The forest dragons I’m talking about are not the kind you’ll see in the movies. They’re a native Australian lizard called Hypsilurus spinipes or, the Southern Forest Dragon. They’re grey to brown in colour with spiny necks and about 30 cm long with half of that being their tail.
Funny thing is though, these guys are not that uncommon, but they are rarely seen. They cling to tree branches and trunks, remaining motionless and blending in with their fantastic camouflage. If you get too close though they slowly move around the tree trunk so that they are always on the opposite side of it to you. You never see them.
Being a lizard they lay eggs and need the sun to warm and incubate those eggs. If you’ve gone for a walk in a pristine rainforest you’ll know that there’s not much warm sunshine under the canopy. It’s very shady and cool.
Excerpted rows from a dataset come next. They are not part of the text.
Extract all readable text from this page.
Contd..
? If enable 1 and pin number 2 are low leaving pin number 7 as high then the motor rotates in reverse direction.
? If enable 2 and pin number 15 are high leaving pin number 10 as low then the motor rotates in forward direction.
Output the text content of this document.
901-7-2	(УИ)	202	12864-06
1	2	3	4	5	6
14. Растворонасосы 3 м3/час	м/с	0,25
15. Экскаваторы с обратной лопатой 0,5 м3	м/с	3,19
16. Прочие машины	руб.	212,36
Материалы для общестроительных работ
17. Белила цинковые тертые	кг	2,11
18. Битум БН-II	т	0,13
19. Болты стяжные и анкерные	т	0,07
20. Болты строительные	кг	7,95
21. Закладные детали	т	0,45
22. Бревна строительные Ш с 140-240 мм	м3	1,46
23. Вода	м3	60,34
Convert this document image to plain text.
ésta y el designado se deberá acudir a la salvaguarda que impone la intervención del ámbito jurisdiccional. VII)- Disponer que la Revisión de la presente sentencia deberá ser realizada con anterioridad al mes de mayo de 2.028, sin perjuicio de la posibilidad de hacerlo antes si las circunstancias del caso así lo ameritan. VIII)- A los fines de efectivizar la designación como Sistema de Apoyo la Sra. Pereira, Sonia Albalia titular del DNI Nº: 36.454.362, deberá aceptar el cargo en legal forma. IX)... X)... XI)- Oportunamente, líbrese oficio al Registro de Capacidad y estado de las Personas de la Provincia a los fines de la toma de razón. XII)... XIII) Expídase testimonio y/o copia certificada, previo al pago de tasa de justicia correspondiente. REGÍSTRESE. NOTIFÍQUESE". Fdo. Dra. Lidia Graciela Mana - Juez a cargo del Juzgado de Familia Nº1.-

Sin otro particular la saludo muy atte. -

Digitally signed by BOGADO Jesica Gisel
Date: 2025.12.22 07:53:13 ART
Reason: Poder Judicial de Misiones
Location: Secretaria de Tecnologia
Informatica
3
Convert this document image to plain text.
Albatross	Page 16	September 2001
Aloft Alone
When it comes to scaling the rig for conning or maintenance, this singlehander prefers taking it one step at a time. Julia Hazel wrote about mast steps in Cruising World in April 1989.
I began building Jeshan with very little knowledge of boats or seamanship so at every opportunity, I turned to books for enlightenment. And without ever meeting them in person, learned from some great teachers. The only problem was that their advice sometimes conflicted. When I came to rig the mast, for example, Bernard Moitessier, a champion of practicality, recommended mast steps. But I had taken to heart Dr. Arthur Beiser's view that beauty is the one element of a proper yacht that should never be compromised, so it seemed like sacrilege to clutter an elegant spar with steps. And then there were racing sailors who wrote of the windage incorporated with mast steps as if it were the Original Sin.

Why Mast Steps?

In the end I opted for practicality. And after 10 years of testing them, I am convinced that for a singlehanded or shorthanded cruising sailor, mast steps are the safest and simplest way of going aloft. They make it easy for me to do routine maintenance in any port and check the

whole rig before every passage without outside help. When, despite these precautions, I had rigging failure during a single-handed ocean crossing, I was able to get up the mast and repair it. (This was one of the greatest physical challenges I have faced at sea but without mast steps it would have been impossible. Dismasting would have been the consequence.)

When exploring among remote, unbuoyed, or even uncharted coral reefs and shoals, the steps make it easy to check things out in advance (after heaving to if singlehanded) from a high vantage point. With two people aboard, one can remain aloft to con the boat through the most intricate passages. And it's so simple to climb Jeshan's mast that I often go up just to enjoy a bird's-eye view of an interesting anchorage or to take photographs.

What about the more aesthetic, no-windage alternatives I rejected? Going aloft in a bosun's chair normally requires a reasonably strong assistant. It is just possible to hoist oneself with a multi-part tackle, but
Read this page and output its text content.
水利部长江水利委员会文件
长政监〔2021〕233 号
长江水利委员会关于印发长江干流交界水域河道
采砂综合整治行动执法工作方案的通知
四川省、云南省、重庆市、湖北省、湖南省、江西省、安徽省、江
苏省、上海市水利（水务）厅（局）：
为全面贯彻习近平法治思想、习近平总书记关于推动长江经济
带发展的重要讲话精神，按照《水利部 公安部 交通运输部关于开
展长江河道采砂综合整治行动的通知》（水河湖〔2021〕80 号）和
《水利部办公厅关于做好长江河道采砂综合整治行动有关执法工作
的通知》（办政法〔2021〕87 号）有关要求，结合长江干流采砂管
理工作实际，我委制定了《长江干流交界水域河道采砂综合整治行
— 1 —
When an old tree falls over though, it creates a clearing and the sun penetrates to the forest floor creating a warmer place. The dragons take advantage of this and come to the warm clearing to lay their eggs so that the sun can incubate them till they hatch. The dragons stand by their nest guarding it while the sun warms the eggs. Taking advantage of the warmer clearings and using the sun to incubate their eggs helps these cold blooded animals (ectotherms) to live in the shadowy forest.
Roads through the forest are just like clearings. They create warm places.
The roads also draw dragons out of the forest, just like the warm clearings, and the dragons lay their eggs in the forest litter on the verge of the road. We found the one pictured here guarding her eggs only centimetres from the 4WD tracks. Cars were only just missing her. No doubt some dragons and their eggs are squashed by cars. The roads may be constantly drawing female dragons out of the forest looking for warm places and running the risky gauntlet of laying their eggs on the verge of these roads.
When we change a habitat, for example by putting a road through it, adding a desalination plant to it, or, adding a cane toad (Bufo marinus), we need to try to predict what impact it will have.
We need a good understanding of nature and ecology to do that.